Deploy the gpu-operator helm chart on AWS EKS

Question

Pulumi · Accepted Answer

To deploy the GPU Operator helm chart on AWS Elastic Kubernetes Service (EKS), follow these steps:

### Prerequisites

Before you begin, ensure you have:

- An AWS account with appropriate permissions to create EKS clusters, IAM roles, and EC2 instances with GPUs.
- Pulumi CLI installed and configured with your AWS credentials.
- Helm CLI installed on your machine, if you wish to inspect the helm chart locally.
- kubectl CLI installed on your machine to interact with your Kubernetes cluster.
  
### Overview

We're going to create an EKS cluster on AWS and then use the Helm chart for the GPU Operator to facilitate the management of NVIDIA GPU devices in the Kubernetes cluster. The GPU Operator uses NVIDIA's driver container, device plugin for Kubernetes, container runtime, and others, which are encapsulated in Helm charts to manage GPU nodes efficiently.

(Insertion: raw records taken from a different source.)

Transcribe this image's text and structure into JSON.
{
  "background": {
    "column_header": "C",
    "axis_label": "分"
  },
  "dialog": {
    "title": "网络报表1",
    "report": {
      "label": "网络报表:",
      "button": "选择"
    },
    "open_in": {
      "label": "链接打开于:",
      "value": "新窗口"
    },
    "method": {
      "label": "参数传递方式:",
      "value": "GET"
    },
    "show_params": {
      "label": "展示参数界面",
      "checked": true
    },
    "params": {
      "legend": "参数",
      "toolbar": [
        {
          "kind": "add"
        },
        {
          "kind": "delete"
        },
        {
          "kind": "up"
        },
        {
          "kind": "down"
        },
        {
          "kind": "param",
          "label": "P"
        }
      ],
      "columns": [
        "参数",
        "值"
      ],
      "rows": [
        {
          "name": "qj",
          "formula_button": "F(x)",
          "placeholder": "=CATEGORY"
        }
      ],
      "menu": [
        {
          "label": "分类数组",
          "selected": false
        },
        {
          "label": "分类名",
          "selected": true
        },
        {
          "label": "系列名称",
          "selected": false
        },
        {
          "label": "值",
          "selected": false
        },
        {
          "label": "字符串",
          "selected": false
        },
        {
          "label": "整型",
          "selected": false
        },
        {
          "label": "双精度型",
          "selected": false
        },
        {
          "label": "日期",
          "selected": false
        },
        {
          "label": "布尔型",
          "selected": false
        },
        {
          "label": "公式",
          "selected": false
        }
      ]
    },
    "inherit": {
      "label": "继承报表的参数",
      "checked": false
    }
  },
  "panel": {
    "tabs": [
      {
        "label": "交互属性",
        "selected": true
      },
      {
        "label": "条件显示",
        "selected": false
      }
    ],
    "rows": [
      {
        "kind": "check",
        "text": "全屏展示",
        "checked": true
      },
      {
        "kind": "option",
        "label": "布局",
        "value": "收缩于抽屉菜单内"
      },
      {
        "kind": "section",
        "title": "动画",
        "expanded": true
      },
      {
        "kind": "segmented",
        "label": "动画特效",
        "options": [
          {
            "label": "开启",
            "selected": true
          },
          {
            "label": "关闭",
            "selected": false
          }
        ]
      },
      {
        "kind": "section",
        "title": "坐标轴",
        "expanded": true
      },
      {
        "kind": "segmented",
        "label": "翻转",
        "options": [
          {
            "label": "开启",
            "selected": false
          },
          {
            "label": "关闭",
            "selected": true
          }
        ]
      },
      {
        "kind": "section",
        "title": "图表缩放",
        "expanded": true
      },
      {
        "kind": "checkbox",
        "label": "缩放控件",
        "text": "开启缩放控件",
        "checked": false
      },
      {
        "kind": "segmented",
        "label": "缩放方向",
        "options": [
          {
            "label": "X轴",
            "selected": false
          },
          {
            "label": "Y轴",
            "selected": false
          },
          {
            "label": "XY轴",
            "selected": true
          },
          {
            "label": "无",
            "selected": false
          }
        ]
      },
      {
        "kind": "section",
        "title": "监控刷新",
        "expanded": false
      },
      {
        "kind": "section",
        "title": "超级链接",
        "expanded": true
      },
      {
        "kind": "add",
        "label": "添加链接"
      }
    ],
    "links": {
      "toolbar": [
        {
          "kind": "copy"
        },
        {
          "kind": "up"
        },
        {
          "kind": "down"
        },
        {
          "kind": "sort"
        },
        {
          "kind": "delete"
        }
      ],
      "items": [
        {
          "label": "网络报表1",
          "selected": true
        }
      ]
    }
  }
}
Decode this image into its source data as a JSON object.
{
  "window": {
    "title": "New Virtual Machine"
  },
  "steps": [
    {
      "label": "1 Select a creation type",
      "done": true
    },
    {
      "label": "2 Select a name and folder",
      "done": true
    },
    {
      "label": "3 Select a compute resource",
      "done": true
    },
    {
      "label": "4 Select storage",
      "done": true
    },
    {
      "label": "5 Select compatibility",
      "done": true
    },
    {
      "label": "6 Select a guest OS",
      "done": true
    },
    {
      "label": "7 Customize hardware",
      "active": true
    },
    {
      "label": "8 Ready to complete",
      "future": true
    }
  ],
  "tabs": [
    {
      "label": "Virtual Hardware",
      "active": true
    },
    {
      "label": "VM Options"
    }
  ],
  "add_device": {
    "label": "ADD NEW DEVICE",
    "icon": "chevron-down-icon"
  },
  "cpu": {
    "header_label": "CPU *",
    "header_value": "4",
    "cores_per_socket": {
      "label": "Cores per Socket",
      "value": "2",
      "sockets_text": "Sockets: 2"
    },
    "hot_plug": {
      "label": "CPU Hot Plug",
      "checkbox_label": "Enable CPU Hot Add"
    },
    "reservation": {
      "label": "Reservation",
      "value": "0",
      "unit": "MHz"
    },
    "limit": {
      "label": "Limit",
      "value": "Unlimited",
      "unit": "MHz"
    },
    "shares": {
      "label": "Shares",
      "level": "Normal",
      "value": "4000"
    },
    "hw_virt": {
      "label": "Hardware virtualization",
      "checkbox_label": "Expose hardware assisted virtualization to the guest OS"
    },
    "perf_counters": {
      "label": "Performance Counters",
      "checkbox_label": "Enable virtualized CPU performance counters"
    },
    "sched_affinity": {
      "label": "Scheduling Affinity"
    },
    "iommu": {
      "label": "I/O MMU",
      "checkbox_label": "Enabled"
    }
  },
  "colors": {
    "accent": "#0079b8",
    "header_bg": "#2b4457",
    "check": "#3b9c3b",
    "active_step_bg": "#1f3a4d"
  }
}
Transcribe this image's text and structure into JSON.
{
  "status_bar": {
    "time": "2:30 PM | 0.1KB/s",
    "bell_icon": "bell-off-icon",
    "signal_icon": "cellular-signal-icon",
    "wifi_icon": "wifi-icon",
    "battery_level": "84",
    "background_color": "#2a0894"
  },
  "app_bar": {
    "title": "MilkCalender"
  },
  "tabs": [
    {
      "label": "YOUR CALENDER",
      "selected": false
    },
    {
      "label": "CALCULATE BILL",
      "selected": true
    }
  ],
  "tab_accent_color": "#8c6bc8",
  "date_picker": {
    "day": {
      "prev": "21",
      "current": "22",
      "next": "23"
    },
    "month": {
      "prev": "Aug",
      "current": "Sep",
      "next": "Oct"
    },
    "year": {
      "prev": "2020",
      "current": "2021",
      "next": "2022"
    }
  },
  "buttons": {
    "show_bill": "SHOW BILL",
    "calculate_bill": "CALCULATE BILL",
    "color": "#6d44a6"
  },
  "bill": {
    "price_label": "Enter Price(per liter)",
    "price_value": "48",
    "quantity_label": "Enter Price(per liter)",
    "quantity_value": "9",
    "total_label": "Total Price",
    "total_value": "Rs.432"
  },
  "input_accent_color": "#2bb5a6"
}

Here's a step-by-step Pulumi program that will:

1. Provision an EKS cluster with GPU-enabled nodes.
2. Deploy the GPU Operator helm chart to the cluster.

### Pulumi Program

```typescript
import * as pulumi from "@pulumi/pulumi";
import * as eks from "@pulumi/eks";
import * as k8s from "@pulumi/kubernetes";

// Step 1: Create an EKS cluster with GPU-enabled nodes.
const cluster = new eks.Cluster("gpu-cluster", {
    instanceType: "p2.xlarge", // Example GPU instance, ensure you have limits for this type.
    desiredCapacity: 1,        // Number of GPU instances.
    minSize: 1,
    maxSize: 2,
    deployDashboard: false,    // Dashboard is optional.
});

// Step 2: Deploy the GPU Operator using a Helm Chart.
const gpuOperatorChart = new k8s.helm.v3.Chart("gpu-operator", {
    chart: "gpu-operator",
    version: "1.7.0",  // Replace with desired version of GPU Operator Helm chart.
    namespace: "gpu-operator",  // The namespace to deploy the GPU Operator into.
    fetchOpts: { 
        repo: "https://nvidia.github.io/gpu-operator", // Repository for GPU Operator Helm chart.
    },
}, { provider: cluster.provider });

// Export the cluster's kubeconfig.
export const kubeconfig = cluster.kubeconfig;

// Export the GPU Operator Helm chart resources.
export const gpuOperatorResources = gpuOperatorChart.resources;
```

### Explanation

- **eks.Cluster**: Creates a managed Kubernetes cluster on AWS. Here we specify an instance type that is GPU capable. [`eks.Cluster`](https://www.pulumi.com/registry/packages/eks/api-docs/cluster/)
  
- **k8s.helm.v3.Chart**: Deploys Helm charts in your Kubernetes cluster. In this case, we're deploying the `gpu-operator` Helm chart. Helm is a package manager for Kubernetes that allows you to package, configure, and manage Kubernetes resources. [`k8s.helm.v3.Chart`](https://www.pulumi.com/registry/packages/kubernetes/api-docs/helm.sh/v3/chart/)

#### Next Steps

1. Run `pulumi up` to deploy both the EKS cluster and the GPU Operator to it.
1. Once the deployment is complete, you can use `kubectl` with the kubeconfig file to manage the Kubernetes resources.
1. You should see the GPU Operator pods running in the `gpu-operator` namespace.
1. You can also use the Pulumi console to view the status of your deployments and inspect the resources created.

Remember, managing cloud resources via Pulumi incurs costs according to the pricing policies of the cloud provider you're using; AWS in this case. Always clean up resources when they're no longer needed with `pulumi destroy` to avoid unnecessary charges.